Brian's Mom had long been suspicious of a relationship between Brian and
Stephanie, and this had only made her more curious. Over the course of the evening, while watching the two react, she started to wonder if there was more between Brian and Stephanie than met the eye.

Reading his mum's thoughts, Brian volunteered, "I know what you must be
thinking, but I assure you Stephanie and I are just roommates."

About a week later, Stephanie came to Brian saying, "Ever since your mother came to dinner, I've been unable to find the beautiful silver gravy ladle. You don't suppose she took it, do you?" Brian said, "Well, I
doubt it, but I'll send her an e-mail just to be sure". So he sat down and wrote:

"Dear Mum: I'm not saying that you "did" take the gravy ladle from
the house; I'm not saying that you "did not" take the gravy ladle. But the fact remains that one has been missing ever since you were here for dinner. Love, Brian".

Several days later, Brian received an email back from his mother that read:

"Dear Son: I'm not saying that you "do" sleep with Stephanie; I'm not saying that you "do not" sleep with Stephanie. But the fact remains that if Stephanie is sleeping in her own bed, she would have found the gravy ladle by now. Love, Mum."
 
Old 07-04-2007, 08:56 AM
 
Location: Valencia, Spain
954 posts, read 818,287 times
Reputation: 202
My Dear Wife,

You will surely understand that I have certain needs that you with your 54-year-old body can no longer supply. However, I am very happy with you and I value you as a good wife. Therefore, after reading this letter, I hope that you will not wrongly interpret the fact I will be spending the evening with my 18-year-old secretary at the Comfort Inn Hotel. Please don't be perturbed. I shall be back home before midnight.


When the man came home, he found the following letter on the dining room table:


My Dear Husband,

I received your letter and thank you for your honesty. I would like to take this opportunity to remind you that you are also 54 years old.

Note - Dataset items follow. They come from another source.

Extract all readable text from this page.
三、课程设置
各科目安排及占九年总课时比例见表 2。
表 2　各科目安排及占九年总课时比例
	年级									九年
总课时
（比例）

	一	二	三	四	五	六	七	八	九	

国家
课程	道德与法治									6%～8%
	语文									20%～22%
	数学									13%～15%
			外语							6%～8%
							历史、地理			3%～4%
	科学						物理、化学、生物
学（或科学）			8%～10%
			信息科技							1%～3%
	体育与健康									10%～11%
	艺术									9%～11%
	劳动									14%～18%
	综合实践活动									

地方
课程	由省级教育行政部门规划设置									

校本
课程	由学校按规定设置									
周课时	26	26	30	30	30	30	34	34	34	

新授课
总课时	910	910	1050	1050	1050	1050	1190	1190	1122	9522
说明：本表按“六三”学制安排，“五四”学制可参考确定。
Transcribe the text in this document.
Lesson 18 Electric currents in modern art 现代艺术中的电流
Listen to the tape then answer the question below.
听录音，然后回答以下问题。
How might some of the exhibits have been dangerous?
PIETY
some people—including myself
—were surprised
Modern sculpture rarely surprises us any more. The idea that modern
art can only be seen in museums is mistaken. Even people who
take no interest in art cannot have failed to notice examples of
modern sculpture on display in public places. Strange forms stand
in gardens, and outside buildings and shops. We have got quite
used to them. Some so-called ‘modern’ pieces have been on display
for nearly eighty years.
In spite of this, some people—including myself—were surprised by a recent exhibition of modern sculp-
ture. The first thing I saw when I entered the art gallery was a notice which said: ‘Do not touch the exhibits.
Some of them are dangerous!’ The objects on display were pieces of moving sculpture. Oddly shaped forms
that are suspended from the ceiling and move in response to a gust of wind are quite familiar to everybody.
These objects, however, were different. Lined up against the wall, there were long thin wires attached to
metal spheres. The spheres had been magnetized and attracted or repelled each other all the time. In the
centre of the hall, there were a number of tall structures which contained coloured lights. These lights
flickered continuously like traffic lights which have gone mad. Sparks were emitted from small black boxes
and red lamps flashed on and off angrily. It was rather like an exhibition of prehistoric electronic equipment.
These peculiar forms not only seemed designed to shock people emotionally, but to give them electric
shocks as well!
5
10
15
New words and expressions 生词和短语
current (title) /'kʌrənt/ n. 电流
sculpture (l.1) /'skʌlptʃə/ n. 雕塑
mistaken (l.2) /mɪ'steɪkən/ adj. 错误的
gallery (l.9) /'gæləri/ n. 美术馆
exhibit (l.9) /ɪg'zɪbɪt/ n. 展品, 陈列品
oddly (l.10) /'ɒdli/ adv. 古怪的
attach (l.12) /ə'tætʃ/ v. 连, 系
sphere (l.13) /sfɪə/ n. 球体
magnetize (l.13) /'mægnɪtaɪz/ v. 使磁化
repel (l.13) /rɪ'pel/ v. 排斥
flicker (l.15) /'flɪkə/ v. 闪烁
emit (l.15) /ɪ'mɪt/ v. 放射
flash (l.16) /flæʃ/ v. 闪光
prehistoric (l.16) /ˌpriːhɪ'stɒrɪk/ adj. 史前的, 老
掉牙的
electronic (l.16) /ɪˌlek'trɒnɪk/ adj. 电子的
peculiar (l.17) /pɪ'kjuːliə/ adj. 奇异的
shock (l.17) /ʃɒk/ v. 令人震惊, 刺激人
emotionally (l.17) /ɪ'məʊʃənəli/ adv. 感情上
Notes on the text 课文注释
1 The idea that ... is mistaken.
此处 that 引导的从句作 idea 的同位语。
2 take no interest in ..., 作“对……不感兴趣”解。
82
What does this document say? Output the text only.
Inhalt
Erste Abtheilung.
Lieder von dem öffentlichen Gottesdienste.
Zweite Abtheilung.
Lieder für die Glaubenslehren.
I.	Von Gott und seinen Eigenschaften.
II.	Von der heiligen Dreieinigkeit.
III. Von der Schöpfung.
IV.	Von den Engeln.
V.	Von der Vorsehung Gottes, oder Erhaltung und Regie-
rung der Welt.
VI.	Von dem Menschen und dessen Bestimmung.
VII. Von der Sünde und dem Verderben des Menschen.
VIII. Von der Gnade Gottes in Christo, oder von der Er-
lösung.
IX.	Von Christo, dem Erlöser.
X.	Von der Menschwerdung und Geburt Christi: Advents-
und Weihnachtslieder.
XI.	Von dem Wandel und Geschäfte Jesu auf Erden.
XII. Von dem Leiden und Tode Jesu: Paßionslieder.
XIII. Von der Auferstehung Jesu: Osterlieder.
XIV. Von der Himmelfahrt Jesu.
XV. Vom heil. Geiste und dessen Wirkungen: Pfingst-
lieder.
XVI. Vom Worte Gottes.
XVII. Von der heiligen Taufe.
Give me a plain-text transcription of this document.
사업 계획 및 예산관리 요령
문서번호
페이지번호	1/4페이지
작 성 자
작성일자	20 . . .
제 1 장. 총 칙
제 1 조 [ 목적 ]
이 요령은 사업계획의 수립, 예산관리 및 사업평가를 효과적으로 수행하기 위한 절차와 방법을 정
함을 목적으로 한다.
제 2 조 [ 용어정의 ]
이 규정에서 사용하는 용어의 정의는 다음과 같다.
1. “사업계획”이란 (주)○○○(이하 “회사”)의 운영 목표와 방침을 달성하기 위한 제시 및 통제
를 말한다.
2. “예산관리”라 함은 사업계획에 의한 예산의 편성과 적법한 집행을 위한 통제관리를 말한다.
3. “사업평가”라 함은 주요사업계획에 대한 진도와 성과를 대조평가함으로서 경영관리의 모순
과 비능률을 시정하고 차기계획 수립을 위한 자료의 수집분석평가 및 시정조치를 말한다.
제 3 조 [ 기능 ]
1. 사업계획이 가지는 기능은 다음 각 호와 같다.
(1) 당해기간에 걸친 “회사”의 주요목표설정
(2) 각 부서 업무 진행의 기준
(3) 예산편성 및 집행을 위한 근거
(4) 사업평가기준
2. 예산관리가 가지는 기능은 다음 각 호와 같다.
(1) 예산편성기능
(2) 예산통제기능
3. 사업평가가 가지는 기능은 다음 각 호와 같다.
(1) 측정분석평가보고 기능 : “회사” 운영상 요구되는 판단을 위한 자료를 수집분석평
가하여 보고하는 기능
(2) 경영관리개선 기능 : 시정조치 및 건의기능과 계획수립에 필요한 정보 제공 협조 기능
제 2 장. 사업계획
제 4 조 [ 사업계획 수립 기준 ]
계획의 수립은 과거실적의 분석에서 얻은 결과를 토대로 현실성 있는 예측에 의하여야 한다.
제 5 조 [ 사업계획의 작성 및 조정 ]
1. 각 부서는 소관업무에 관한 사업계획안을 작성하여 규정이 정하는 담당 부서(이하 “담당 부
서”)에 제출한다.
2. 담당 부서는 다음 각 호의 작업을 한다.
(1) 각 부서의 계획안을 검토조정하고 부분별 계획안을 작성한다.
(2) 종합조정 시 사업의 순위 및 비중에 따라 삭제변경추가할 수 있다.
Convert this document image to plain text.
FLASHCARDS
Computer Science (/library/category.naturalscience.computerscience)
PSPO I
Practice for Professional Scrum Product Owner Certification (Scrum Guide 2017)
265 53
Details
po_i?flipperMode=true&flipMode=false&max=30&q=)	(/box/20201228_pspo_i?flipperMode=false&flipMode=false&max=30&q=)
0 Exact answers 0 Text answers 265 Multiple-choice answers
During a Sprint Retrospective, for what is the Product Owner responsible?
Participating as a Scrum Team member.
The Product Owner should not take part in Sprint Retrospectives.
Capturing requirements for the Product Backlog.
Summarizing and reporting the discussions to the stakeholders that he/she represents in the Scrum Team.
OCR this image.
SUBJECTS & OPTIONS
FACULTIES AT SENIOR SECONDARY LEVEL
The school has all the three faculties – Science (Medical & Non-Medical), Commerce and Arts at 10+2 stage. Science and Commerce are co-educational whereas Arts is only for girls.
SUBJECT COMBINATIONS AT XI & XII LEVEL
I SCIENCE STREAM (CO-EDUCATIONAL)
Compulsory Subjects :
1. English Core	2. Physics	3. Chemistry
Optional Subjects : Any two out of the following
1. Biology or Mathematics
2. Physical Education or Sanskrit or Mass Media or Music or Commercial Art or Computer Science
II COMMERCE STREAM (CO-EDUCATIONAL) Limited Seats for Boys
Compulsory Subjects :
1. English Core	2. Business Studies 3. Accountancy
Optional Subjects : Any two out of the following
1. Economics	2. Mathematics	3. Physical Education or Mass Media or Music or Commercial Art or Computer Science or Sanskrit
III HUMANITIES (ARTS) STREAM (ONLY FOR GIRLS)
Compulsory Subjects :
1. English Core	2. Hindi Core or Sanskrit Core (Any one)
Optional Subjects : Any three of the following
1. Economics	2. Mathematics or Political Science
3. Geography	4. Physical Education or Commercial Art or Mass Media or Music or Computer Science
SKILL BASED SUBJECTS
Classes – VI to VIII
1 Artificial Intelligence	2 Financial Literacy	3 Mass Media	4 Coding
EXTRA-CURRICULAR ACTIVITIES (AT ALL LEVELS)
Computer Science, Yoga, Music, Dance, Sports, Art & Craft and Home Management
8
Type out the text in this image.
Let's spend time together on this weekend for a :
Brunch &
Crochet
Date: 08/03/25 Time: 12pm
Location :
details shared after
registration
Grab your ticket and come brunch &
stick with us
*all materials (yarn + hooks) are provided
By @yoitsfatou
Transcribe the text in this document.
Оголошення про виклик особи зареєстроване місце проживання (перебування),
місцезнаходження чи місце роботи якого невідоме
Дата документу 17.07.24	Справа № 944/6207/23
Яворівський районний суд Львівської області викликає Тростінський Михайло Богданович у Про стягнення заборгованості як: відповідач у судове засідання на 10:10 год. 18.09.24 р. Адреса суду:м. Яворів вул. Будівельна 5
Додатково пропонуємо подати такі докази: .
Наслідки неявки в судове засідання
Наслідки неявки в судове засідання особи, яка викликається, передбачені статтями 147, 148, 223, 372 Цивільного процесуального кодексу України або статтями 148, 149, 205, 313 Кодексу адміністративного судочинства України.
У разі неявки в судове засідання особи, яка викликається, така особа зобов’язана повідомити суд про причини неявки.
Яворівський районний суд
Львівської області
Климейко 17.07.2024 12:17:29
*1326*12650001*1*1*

At the same time, I would like to inform you that while you are reading this, I will be at the Hotel Fiesta with Michael, my tennis coach, who, like your secretary, is also 18. As a successful businessman and with your excellent knowledge of maths, you will understand that we are in the same situation, although with one small difference: 18 goes into 54 a lot more times than 54 goes into 18. Therefore, I will not be back until lunchtime tomorrow.